Terminons ce chapitre par quelques notes touchant certaines coutumes de la première moitié du dix-septième siècle.

Les taillandiers faisaient des outils et des instruments tranchants, des forces pour les tondeurs, des faux, des haches, des cognées, serpes, rabots, ciseaux, etc. ; on appelait aussi de ce nom les ouvriers en ferblanc. Le nombre de ces artisans était très grand au Canada, de 1635 à 1665.

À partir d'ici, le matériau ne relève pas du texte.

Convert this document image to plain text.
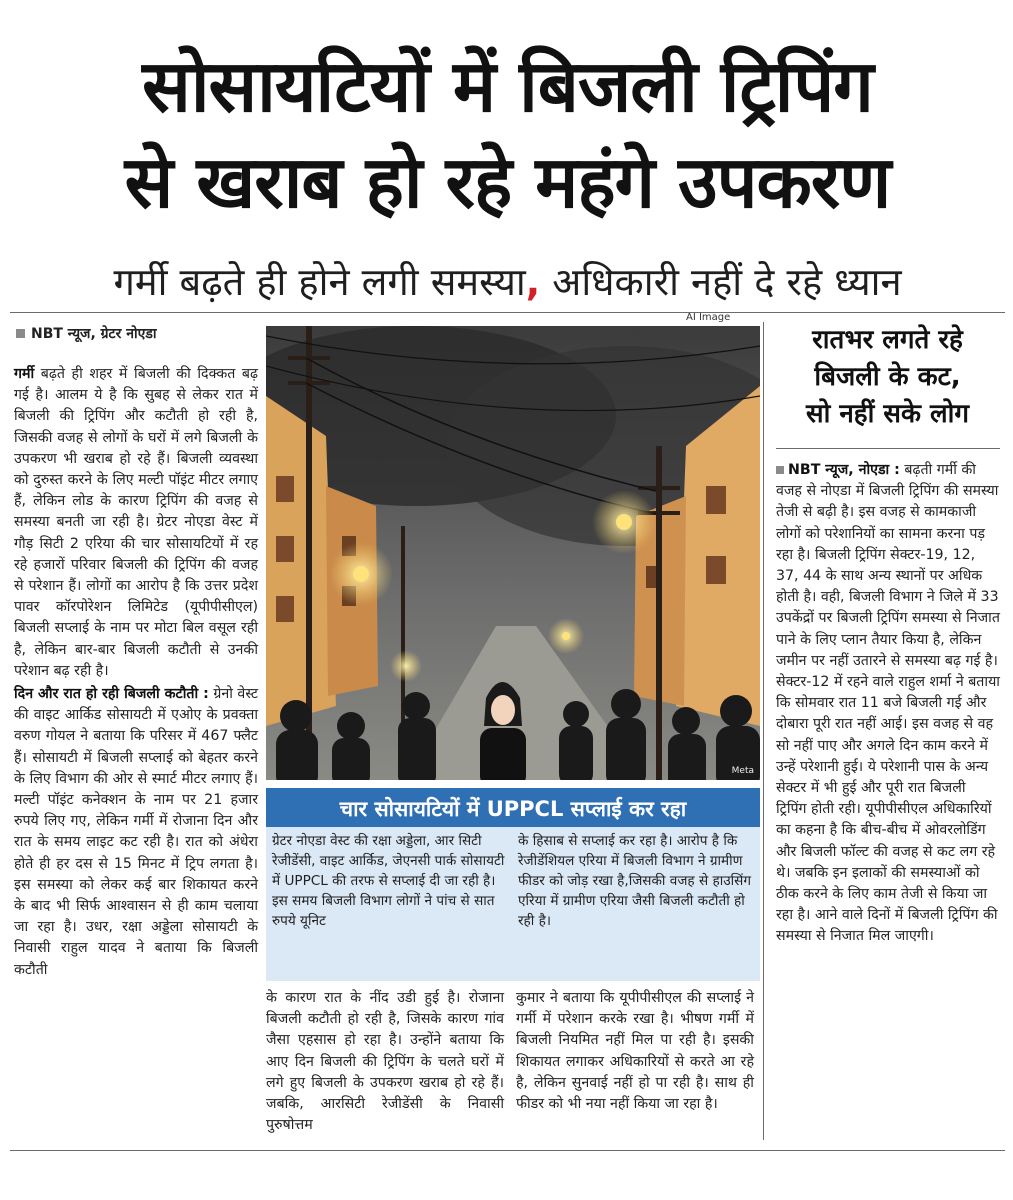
सोसायटियों में बिजली ट्रिपिंग
से खराब हो रहे महंगे उपकरण
गर्मी बढ़ते ही होने लगी समस्या, अधिकारी नहीं दे रहे ध्यान
NBT न्यूज, ग्रेटर नोएडा

गर्मी बढ़ते ही शहर में बिजली की दिक्कत बढ़ गई है। आलम ये है कि सुबह से लेकर रात में बिजली की ट्रिपिंग और कटौती हो रही है, जिसकी वजह से लोगों के घरों में लगे बिजली के उपकरण भी खराब हो रहे हैं। बिजली व्यवस्था को दुरुस्त करने के लिए मल्टी पॉइंट मीटर लगाए हैं, लेकिन लोड के कारण ट्रिपिंग की वजह से समस्या बनती जा रही है। ग्रेटर नोएडा वेस्ट में गौड़ सिटी 2 एरिया की चार सोसायटियों में रह रहे हजारों परिवार बिजली की ट्रिपिंग की वजह से परेशान हैं। लोगों का आरोप है कि उत्तर प्रदेश पावर कॉरपोरेशन लिमिटेड (यूपीपीसीएल) बिजली सप्लाई के नाम पर मोटा बिल वसूल रही है, लेकिन बार-बार बिजली कटौती से उनकी परेशान बढ़ रही है।

दिन और रात हो रही बिजली कटौती : ग्रेनो वेस्ट की वाइट आर्किड सोसायटी में एओए के प्रवक्ता वरुण गोयल ने बताया कि परिसर में 467 फ्लैट हैं। सोसायटी में बिजली सप्लाई को बेहतर करने के लिए विभाग की ओर से स्मार्ट मीटर लगाए हैं। मल्टी पॉइंट कनेक्शन के नाम पर 21 हजार रुपये लिए गए, लेकिन गर्मी में रोजाना दिन और रात के समय लाइट कट रही है। रात को अंधेरा होते ही हर दस से 15 मिनट में ट्रिप लगता है। इस समस्या को लेकर कई बार शिकायत करने के बाद भी सिर्फ आश्वासन से ही काम चलाया जा रहा है। उधर, रक्षा अड्डेला सोसायटी के निवासी राहुल यादव ने बताया कि बिजली कटौती

AI Image
Meta
चार सोसायटियों में UPPCL सप्लाई कर रहा
ग्रेटर नोएडा वेस्ट की रक्षा अड्डेला, आर सिटी रेजीडेंसी, वाइट आर्किड, जेएनसी पार्क सोसायटी में UPPCL की तरफ से सप्लाई दी जा रही है। इस समय बिजली विभाग लोगों ने पांच से सात रुपये यूनिट
के हिसाब से सप्लाई कर रहा है। आरोप है कि रेजीडेंशियल एरिया में बिजली विभाग ने ग्रामीण फीडर को जोड़ रखा है,जिसकी वजह से हाउसिंग एरिया में ग्रामीण एरिया जैसी बिजली कटौती हो रही है।
के कारण रात के नींद उडी हुई है। रोजाना बिजली कटौती हो रही है, जिसके कारण गांव जैसा एहसास हो रहा है। उन्होंने बताया कि आए दिन बिजली की ट्रिपिंग के चलते घरों में लगे हुए बिजली के उपकरण खराब हो रहे हैं। जबकि, आरसिटी रेजीडेंसी के निवासी पुरुषोत्तम
कुमार ने बताया कि यूपीपीसीएल की सप्लाई ने गर्मी में परेशान करके रखा है। भीषण गर्मी में बिजली नियमित नहीं मिल पा रही है। इसकी शिकायत लगाकर अधिकारियों से करते आ रहे है, लेकिन सुनवाई नहीं हो पा रही है। साथ ही फीडर को भी नया नहीं किया जा रहा है।
रातभर लगते रहे
बिजली के कट,
सो नहीं सके लोग

NBT न्यूज, नोएडा : बढ़ती गर्मी की वजह से नोएडा में बिजली ट्रिपिंग की समस्या तेजी से बढ़ी है। इस वजह से कामकाजी लोगों को परेशानियों का सामना करना पड़ रहा है। बिजली ट्रिपिंग सेक्टर-19, 12, 37, 44 के साथ अन्य स्थानों पर अधिक होती है। वही, बिजली विभाग ने जिले में 33 उपकेंद्रों पर बिजली ट्रिपिंग समस्या से निजात पाने के लिए प्लान तैयार किया है, लेकिन जमीन पर नहीं उतारने से समस्या बढ़ गई है। सेक्टर-12 में रहने वाले राहुल शर्मा ने बताया कि सोमवार रात 11 बजे बिजली गई और दोबारा पूरी रात नहीं आई। इस वजह से वह सो नहीं पाए और अगले दिन काम करने में उन्हें परेशानी हुई। ये परेशानी पास के अन्य सेक्टर में भी हुई और पूरी रात बिजली ट्रिपिंग होती रही। यूपीपीसीएल अधिकारियों का कहना है कि बीच-बीच में ओवरलोडिंग और बिजली फॉल्ट की वजह से कट लग रहे थे। जबकि इन इलाकों की समस्याओं को ठीक करने के लिए काम तेजी से किया जा रहा है। आने वाले दिनों में बिजली ट्रिपिंग की समस्या से निजात मिल जाएगी।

« Ceux de la forge, dit le Journal des Jésuites (1645), vinrent demander le vin de la Saint-Éloi. » C’était l’habitude des forgerons de chômer la fête de saint Éloi, leur patron. On voit, par les registres et les cahiers de délibérations des paroisses, que ces fêtes dégénérèrent à la longue en désordres publics. Vers 1740, les autorités ecclésiastiques formulèrent des défenses vigoureuses contre cette coutume, qui disparut peu après la domination française.

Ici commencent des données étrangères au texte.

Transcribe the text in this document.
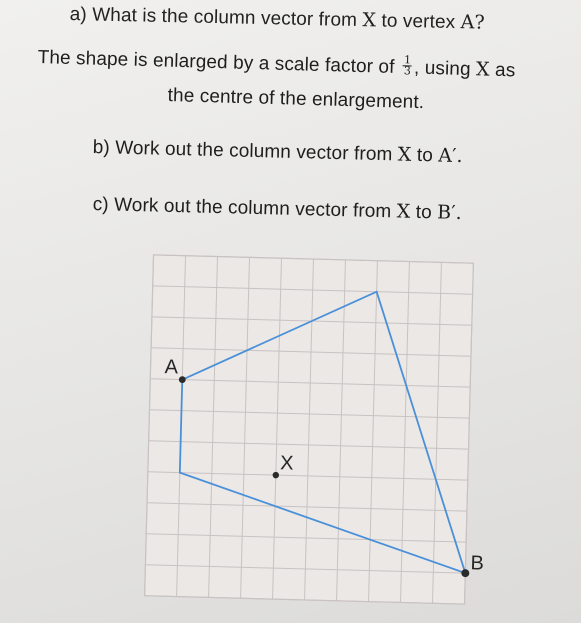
a) What is the column vector from X to vertex A?
The shape is enlarged by a scale factor of $\frac{1}{3}$ , using X as
the centre of the enlargement.
b) Work out the column vector from X to A′.
c) Work out the column vector from X to B′.
A
X
B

Les visites, les cadeaux et les réjouissances du Jour de l’An ne datent pas seulement en France de la réforme du calendrier grégorien (1582), qui reporta le commencement de l’année au premier janvier ; car l’ancienne pratique gauloise de fêter ce jour était conservée par le peuple. Les Allemands et les Anglais ont persisté à chômer le jour de Noël. Au Canada, nos Normands se souhaitaient « la bonne année » du temps de Champlain, comme aujourd’hui. Le Journal des Jésuites (1645-1668) note les aubades, les compliments, les présents qu’on se faisait — il ne dit pas un mot, cependant, de la guignolée.